"E. Shaun Russell" wrote:
> Greg Burch wrote:
> >US Federal judges have been dealing with lots of mandatory sentences for a
> >long time. All the ones I've talked to or read comments by HATE them. They
> >say that mandatory sentences result in palpable injustice too often and
> >causes absurd charging and plea bargaining when even the prosecutors can't
> >stand to see them applied.
> What a horrible notion. Each case obviously has a multitude of specifics,
> and is almost always different in some way from each case before it. Judge
> rulings reflect that. By imposing mandatory sentences, the right to fair
> trial as well as freedom of speech are demolished in one fell swoop. The
> law is an often infuriating, often beautiful piece of complex work...but
> for good reason. Keeping it this way for now, is much better than the
> BTW, which kind of laws are these mandatory sentences referring to?

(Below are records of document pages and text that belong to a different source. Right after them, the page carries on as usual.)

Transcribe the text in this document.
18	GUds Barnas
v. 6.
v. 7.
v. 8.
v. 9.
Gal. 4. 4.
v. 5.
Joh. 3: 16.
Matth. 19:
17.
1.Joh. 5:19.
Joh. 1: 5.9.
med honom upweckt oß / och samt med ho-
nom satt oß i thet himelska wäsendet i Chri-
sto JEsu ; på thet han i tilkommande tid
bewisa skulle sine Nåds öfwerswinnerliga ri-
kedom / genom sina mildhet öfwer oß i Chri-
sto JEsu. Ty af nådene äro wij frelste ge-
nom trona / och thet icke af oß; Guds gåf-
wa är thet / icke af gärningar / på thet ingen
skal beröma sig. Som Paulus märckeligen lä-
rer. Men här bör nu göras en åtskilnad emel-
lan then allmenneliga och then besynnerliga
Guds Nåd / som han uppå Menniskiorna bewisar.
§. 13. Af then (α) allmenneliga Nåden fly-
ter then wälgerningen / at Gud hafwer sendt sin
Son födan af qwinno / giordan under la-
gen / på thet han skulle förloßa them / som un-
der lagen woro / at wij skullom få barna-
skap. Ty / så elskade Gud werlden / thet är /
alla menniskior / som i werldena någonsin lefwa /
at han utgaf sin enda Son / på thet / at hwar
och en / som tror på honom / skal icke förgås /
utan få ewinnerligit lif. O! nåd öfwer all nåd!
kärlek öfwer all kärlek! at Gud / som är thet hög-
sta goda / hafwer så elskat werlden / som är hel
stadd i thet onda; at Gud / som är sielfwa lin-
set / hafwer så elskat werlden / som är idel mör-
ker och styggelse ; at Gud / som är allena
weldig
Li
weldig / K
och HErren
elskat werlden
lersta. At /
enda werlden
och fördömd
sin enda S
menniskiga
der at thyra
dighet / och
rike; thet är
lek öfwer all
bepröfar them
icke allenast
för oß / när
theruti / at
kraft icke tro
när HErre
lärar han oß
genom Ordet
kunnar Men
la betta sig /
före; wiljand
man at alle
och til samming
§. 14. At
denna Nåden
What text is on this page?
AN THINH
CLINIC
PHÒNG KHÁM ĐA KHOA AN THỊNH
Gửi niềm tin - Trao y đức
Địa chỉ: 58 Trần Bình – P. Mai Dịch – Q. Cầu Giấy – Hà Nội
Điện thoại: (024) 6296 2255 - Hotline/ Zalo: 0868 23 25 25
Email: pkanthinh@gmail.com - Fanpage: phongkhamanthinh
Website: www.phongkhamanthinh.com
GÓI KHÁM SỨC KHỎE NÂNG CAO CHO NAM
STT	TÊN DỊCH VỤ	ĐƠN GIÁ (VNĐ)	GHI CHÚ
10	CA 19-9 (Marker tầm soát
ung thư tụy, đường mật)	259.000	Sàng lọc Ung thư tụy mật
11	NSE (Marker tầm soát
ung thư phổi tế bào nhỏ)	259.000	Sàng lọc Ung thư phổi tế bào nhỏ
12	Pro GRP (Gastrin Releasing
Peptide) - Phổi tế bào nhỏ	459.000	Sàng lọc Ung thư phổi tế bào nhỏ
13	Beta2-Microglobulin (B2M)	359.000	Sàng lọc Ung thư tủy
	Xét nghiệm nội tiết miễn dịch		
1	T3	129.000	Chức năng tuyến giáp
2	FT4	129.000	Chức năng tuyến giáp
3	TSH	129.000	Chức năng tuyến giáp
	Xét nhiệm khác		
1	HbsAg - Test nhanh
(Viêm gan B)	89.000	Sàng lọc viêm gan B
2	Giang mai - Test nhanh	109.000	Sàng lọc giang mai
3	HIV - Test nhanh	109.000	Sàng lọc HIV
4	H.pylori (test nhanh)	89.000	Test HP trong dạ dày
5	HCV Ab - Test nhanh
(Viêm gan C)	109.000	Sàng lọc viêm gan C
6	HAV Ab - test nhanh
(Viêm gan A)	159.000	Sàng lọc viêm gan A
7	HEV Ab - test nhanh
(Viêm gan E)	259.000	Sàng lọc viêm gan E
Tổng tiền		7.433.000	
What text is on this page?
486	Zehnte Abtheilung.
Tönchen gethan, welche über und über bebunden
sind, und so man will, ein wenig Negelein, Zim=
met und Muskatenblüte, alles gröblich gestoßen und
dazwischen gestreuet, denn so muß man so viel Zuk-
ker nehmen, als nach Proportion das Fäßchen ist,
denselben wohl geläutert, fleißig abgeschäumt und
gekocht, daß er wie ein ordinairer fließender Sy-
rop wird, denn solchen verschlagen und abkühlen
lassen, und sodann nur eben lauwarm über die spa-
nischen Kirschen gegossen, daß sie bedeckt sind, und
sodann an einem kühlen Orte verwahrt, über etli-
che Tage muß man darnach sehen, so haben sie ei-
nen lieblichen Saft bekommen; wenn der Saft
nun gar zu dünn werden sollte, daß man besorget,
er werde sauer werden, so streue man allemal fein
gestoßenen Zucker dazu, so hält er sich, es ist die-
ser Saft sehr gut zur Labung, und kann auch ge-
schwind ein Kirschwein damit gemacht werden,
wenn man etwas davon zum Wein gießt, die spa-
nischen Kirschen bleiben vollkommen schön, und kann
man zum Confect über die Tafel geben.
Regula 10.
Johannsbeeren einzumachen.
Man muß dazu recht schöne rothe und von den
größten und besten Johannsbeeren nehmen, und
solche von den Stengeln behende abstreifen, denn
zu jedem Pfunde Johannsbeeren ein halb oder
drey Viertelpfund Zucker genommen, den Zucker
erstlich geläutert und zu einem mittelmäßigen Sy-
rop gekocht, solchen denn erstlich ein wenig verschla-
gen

THis is always the crux. The minimum sentence for Captial Murder is
death, and the minimum sentence for non-capital murder is typically a
life sentence, with or without parole (a minimum of 20 years). Should
these be less? I don't think so, though there is little evidence in the
body of statistics to show a deterrent factor for execution. What seems
to be the objection are minimum sentences that are disproportionate to
the rest of the criminal code. This objection sure has merit. However
what are the alternatives to minimum sentences? The reason they were
instituted was due to offenses on both ends of the scale. Liberal judges
in innner city courts would typically impose very lenient sentences upon
criminals for heinous crimes, while in rural southern and western states
(and yes, even in places like Massachusetts and New York State) you
would get bigoted white judges giving harsh sentences to minorities.
Right now in NH we are dealing with the dissolution of our State Supreme
Court due to improper influence by recused judges and the appearance of
financial improprieties. One judge not implicated has indicated that the
Chief Justice had also 'gone shopping' for judges for at least one case,
the Claremont decision, that he knew agreed with him, indicating not
only a rigging of the verdict, but a pretrial judgement by the Chief
Justice. That the highest judges in the state could be this corrupt,
when they are supposed to be the most ethical, bodes ill for all the
other judges in the system.
Judges are only human, like anyone else, and are just as prone to
personal faults. Personal faults should not become the faults of the
system, which is why I think that balanced and fair minimum sentences
(as well as maximums) are necessary.